Successful in-situ fluid cleanup and sampling operations are commonly driven by a fast and reliable analysis of pressure, rate, and contamination measurements. Currently, techniques such as pressure transient analysis (PTA) and rate transient analysis (RTA) provide important information to quantify reservoir complexity, whereas fluid contamination measurements are overlooked for reservoir characterization purposes. The objective in this paper is to introduce a new interpretation technique to relate fluid contamination measurements with reservoir properties by identifying early- and late-time flow regimes in the derivative plots of reciprocal fluid contamination. Among several applications, this new transient analysis method is effective for improving logging-while-drilling (LWD) fluid sampling operations.

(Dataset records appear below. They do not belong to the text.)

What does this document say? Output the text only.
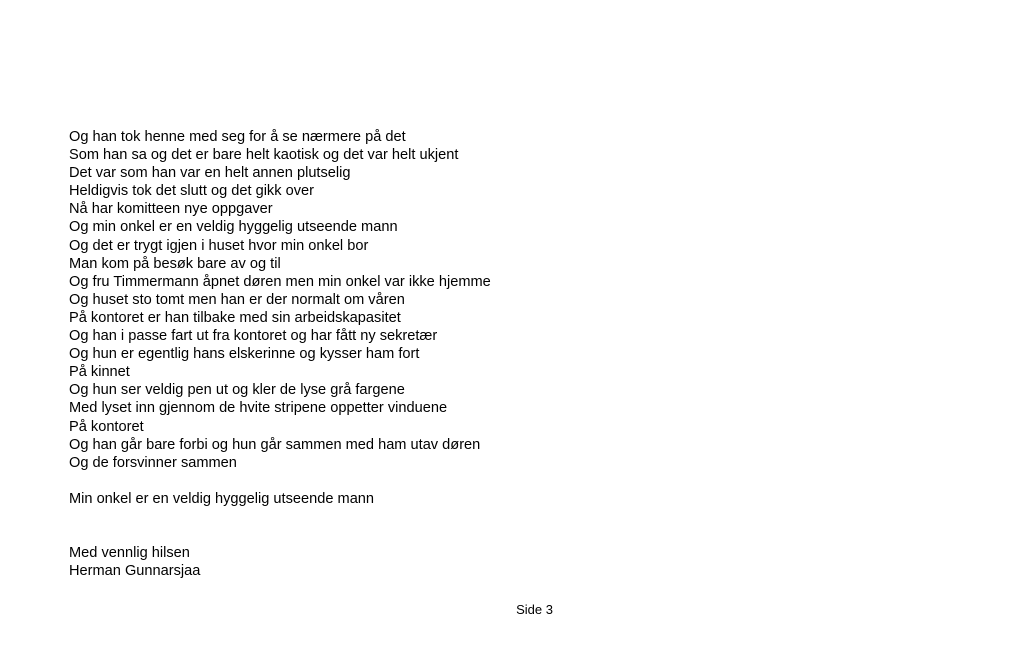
Og han tok henne med seg for å se nærmere på det
Som han sa og det er bare helt kaotisk og det var helt ukjent
Det var som han var en helt annen plutselig
Heldigvis tok det slutt og det gikk over
Nå har komitteen nye oppgaver
Og min onkel er en veldig hyggelig utseende mann
Og det er trygt igjen i huset hvor min onkel bor
Man kom på besøk bare av og til
Og fru Timmermann åpnet døren men min onkel var ikke hjemme
Og huset sto tomt men han er der normalt om våren
På kontoret er han tilbake med sin arbeidskapasitet
Og han i passe fart ut fra kontoret og har fått ny sekretær
Og hun er egentlig hans elskerinne og kysser ham fort
På kinnet
Og hun ser veldig pen ut og kler de lyse grå fargene
Med lyset inn gjennom de hvite stripene oppetter vinduene
På kontoret
Og han går bare forbi og hun går sammen med ham utav døren
Og de forsvinner sammen
Min onkel er en veldig hyggelig utseende mann
Med vennlig hilsen
Herman Gunnarsjaa
Side 3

The derivative methods used in PTA and RTA inspired the development of the new fluid contamination interpretation method. Contamination transient analysis (CTA) evaluates transient measurements acquired during mud-filtrate invasion cleanup to infer reservoir geometry. We apply derivative methods to the reciprocal of the time evolution of fluid contamination to identify flow regimes in cases of water-based mud invading either water-or hydrocarbon-saturated formations. LWD operations are considered under a continuous invasion effect, i.e. the fluid cleanup procedure is performed while mud filtrate continues to invade the formation. This constraint brings about a significant technical challenge for LWD fluid sampling jobs. Alternatively, this new method could be integrated with other pressure transient techniques to improve the interpretation of measurements. For example, in a pretest case where the pressure transient does not achieve the radial flow regime, fluid cleanup could provide complementary information about late-time flow regimes to enhance the acquisition of measurements in real time.
We document synthetic and field examples of applications of a new interpretation method. Seven reservoir cases are simulated to obtain contamination data: (1) homogeneous isotropic reservoir, (2) formation thickness, (3) laminated formations, (4) geological faults, (5) mud-filtrate invasion (6) reservoir properties, and (7) permeability anisotropy. All these cases are compared for single-phase and multiphase flow during LWD fluid sampling operations. Additionally, field case studies are analyzed to highlight the value of the reciprocal contamination derivative (RCD) in real-time operations. Reservoir limits and features such as saturating fluid and depth of invasion are identified in the flow regimes detected with derivative plots of the reciprocal of the contamination. Consequently, LWD cleanup and sampling efficiency could be optimized based on contamination transient analysis by identifying the flow regimes taking place in the reservoir during filtrate cleanup, hence improving the prediction of the time required to acquire non-contaminated fluid samples.
The new approach of the reciprocal contamination derivative is an alternative way to optimize fluid cleanup efficiency and to quantify the spatial complexity of the reservoir during real-time LWD operations. In addition, this new technique enables the evaluation of reservoir properties in less operational time than PTA without the need of pressure build-up stages, increasing fluid sampling efficiency in terms of quality and time.